Airlines DO ban people for periods of time, or even life, if they feel it's warranted.
However, I do not believe that smokers pose a safety risk, aboard an aircraft full of inflammable materials. Smoking is a nuisance, and that's why it's banned on every European airline, as far as I know. Passengers should be fined, or even banned for a year. But to claim they pose a safety risk and ban them for life, while banning people comitting "criminal damage" and "causing a disturbance" only get banned for a year, that's illogical. I'd rather sit next to a chimney-breath than some drunk hooligan.
On the "banning Ryanair" thing: Ryanair is easily the best shorthaul airline in Europe (if not the world) today. They offer magnificient value for money, safety, and punctuality. I prefer those qualities to "customer service", especially if it means, in most cases, that I'd have to cough up 100-200% more. In fact, it recently was cheaper for me to fly CWL-DUB-EDI than to take the train.

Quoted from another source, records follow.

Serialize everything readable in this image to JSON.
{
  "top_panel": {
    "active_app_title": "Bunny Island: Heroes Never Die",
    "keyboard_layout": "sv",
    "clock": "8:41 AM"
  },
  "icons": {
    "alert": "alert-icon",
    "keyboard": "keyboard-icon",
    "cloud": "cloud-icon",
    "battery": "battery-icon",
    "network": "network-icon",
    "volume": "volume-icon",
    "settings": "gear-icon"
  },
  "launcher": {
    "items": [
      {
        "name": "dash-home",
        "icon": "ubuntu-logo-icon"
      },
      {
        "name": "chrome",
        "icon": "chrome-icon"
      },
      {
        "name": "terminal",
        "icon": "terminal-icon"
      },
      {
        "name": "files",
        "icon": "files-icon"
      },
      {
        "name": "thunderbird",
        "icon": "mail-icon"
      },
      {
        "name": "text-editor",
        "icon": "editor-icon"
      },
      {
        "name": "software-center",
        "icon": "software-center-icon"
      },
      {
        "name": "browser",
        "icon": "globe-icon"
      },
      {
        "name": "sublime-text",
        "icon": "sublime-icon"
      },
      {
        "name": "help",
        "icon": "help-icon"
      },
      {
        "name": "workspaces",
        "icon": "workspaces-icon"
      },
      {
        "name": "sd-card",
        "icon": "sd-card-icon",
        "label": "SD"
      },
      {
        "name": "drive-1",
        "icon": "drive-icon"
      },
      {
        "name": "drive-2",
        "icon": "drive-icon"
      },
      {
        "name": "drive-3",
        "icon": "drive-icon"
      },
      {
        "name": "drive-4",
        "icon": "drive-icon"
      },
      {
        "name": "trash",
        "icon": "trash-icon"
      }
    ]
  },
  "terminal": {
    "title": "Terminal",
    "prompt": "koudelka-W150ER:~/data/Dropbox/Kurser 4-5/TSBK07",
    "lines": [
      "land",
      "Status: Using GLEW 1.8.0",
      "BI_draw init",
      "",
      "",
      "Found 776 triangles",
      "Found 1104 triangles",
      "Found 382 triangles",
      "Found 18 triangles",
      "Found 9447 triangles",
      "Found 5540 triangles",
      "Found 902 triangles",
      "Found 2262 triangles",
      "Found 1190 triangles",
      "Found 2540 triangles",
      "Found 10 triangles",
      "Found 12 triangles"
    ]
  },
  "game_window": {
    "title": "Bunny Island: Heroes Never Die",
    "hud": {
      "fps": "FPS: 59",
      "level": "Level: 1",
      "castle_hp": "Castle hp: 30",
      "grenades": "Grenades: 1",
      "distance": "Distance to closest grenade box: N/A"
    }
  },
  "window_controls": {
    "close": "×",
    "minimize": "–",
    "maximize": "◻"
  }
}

Ltbewr From United States of America, joined Jan 2004, 12670 posts, RR: 13 Reply 16, posted (9 years 6 months 2 weeks 4 days 9 hours ago) and read 3102 times:
In the USA, smoking on a flight is totally forbidden and if you light up in the toilet, or disable the smoking alarm to do so, you can be arrested on Federal charges upon landing and subject to a large fine and possible jail time. As far as I know you may not be able to be 'banned' by the airline by law, but I am quite sure that have ways they can make it impossible for such persons to book a flight with them. Ryanair, as conterversial of an airline it is, made it clear at no real cost to them that they take such laws seriously (as well as getting lots of free publicity).
Ikarus From United Kingdom, joined Jan 2001, 3524 posts, RR: 2 Reply 17, posted (9 years 6 months 2 weeks 4 days 9 hours ago) and read 3010 times:
What I read there are allegations, without backup evidence. "Go and look it up if you like" isn't proving anything.
Despite the Air Canada incident (which involved a lavatory fire, thought whether it was caused by a smoker was not detailled on airdisaster.com), I would still feel safer around a smoker rathern than a violent person.
FLYtoEGCC From United Kingdom, joined Feb 2004, 947 posts, RR: 3 Reply 18, posted (9 years 6 months 2 weeks 4 days 9 hours ago) and read 2992 times:
If that's your opinion, well then fair enough, you're entitled to it. When I said "go and look it up" I was referring mainly to #31 from the Fire Safety officer - I'd say he/she was better qualified to comment than anyone else. My opinion still stands, however - Ryanair were correct to do what they did. And if they got extra publicity for it, well good for them.